Luckily, the experimental spacecraft itself — in contrast to its core stage — made it back down intact after spending three days in orbit.

US officials are tracking the object now and trying to pinpoint the exact moment when it makes touchdown.

Rockets usually tend to break up into smaller pieces as they fall. Some can carry themselves to safer reentry locations such as the Pacific Ocean, according to Forbes, but that doesn't seem to apply to China's Long March rocket.

Most pieces of debris will likely burn up in Earth's atmosphere and not make it onto the ground.

A previous instance of a massive object making its way back to Earth was China's Tiangong-1 space station.

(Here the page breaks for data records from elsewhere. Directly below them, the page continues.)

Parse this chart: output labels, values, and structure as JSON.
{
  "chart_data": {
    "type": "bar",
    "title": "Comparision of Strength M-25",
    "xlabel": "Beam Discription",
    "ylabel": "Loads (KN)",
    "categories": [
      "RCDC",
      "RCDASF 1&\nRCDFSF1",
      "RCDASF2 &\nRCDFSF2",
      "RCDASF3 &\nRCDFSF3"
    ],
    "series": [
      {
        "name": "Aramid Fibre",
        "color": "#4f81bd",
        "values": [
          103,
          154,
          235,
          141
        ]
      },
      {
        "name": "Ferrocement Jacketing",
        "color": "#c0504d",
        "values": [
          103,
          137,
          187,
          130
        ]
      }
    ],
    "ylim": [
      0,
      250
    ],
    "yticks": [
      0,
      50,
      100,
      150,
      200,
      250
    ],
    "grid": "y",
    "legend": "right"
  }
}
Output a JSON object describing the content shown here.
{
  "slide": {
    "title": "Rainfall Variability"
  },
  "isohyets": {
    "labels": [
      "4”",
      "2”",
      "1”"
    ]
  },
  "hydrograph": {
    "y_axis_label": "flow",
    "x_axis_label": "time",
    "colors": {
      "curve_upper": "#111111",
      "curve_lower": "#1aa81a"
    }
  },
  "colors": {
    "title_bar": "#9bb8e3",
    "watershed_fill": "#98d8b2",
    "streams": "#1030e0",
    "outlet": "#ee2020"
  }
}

Its orbit slowly decayed before breaking up and splashing down in the South Pacific Ocean in April 2018.

Despite the station's debris potentially covering an area of thousands of kilometers, the chances of being hit by a piece of debris was "actually 10 million times smaller than the yearly chance of being hit by lightning," according to the European Space Agency.

Update: The rocket eventually splashed down — and reportedly dropped pieces over parts of Africa.